3 Exponent moments descriptor (EMD)

Shape is known to play an important role in human recognition and perception [1]. Object shape features provide a powerful clue to object identity. Humans can recognize objects solely from their shapes. The significance of shape as a feature for content-based image retrieval can be seen from the fact that every major CBIR system incorporates some shape features in one form or another. As the most commonly used approaches for shape descriptors, moments and function of moments have been utilized as pattern features in a number of applications [1]. The theory of moments provides useful series expansions for the representation of object shapes. In this section, we propose a robust and effective shape feature, which is based on a set of new orthogonal moments of images known as Exponent moments.
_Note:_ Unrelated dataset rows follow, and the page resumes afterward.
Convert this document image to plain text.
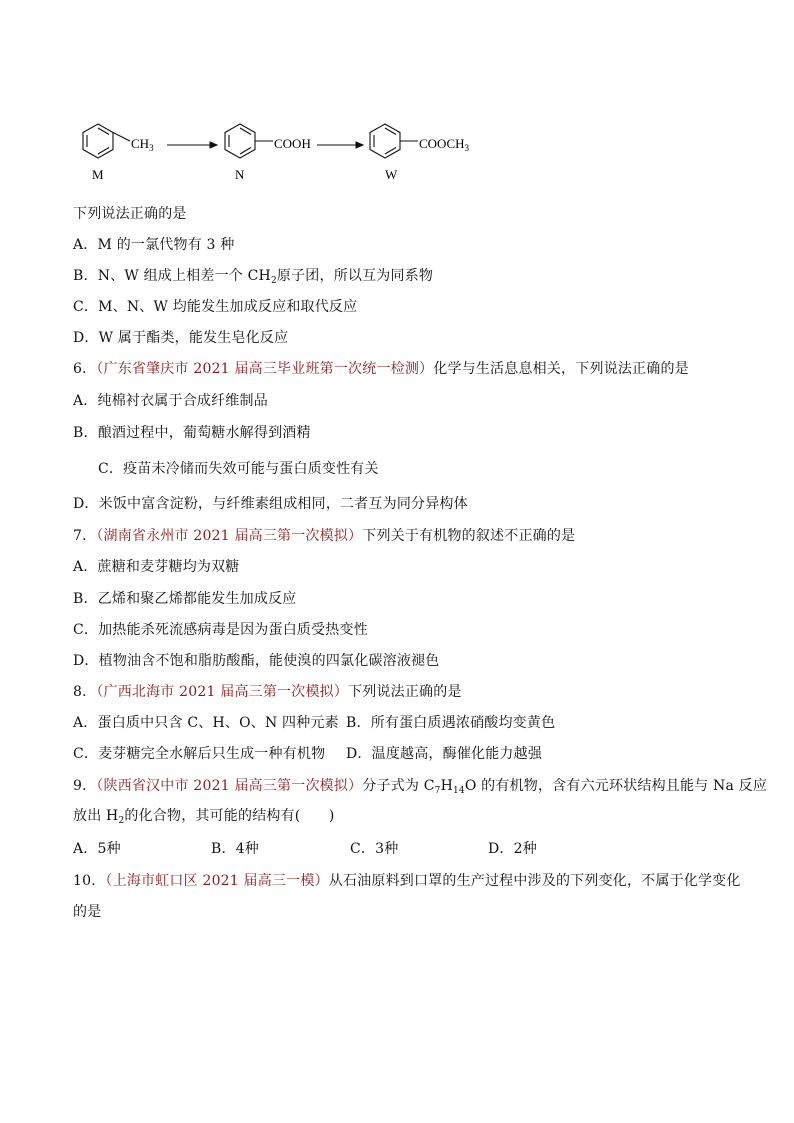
$CH_3$
M
COOH
N
$COOCH_3$
W
下列说法正确的是
A．M 的一氯代物有 3 种
B．N、W 组成上相差一个 $CH_2$原子团，所以互为同系物
C．M、N、W 均能发生加成反应和取代反应
D．W 属于酯类，能发生皂化反应
6．（广东省肇庆市 2021 届高三毕业班第一次统一检测）化学与生活息息相关，下列说法正确的是
A．纯棉衬衣属于合成纤维制品
B．酿酒过程中，葡萄糖水解得到酒精
C．疫苗未冷储而失效可能与蛋白质变性有关
D．米饭中富含淀粉，与纤维素组成相同，二者互为同分异构体
7．（湖南省永州市 2021 届高三第一次模拟）下列关于有机物的叙述不正确的是
A．蔗糖和麦芽糖均为双糖
B．乙烯和聚乙烯都能发生加成反应
C．加热能杀死流感病毒是因为蛋白质受热变性
D．植物油含不饱和脂肪酸酯，能使溴的四氯化碳溶液褪色
8．（广西北海市 2021 届高三第一次模拟）下列说法正确的是
A．蛋白质中只含 C、H、O、N 四种元素 B．所有蛋白质遇浓硝酸均变黄色
C．麦芽糖完全水解后只生成一种有机物 D．温度越高，酶催化能力越强
9．（陕西省汉中市 2021 届高三第一次模拟）分子式为 $C_7H_{14}O$ 的有机物，含有六元环状结构且能与 Na 反应
放出 $H_2$的化合物，其可能的结构有(　　)
A．5种	B．4种	C．3种	D．2种
10．（上海市虹口区 2021 届高三一模）从石油原料到口罩的生产过程中涉及的下列变化，不属于化学变化
的是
In 2011, Meng & Ping [27] extended radial harmonic Fourier moments and introduced a new moment named Exponent moments. Compared with other orthogonal moment, EMs has many desirable properties such as better image reconstruction, lower noise sensitivity, geometric invariance, lower computational complexity. Besides, the EMs is free of numerical instability issues so that high order moments can be obtained accurately.

A function set P n,m (r, θ) defined in a polar coordinate system (r, θ) contains the radial function A n (r) and Fourier factor in angle direction exp(jmθ)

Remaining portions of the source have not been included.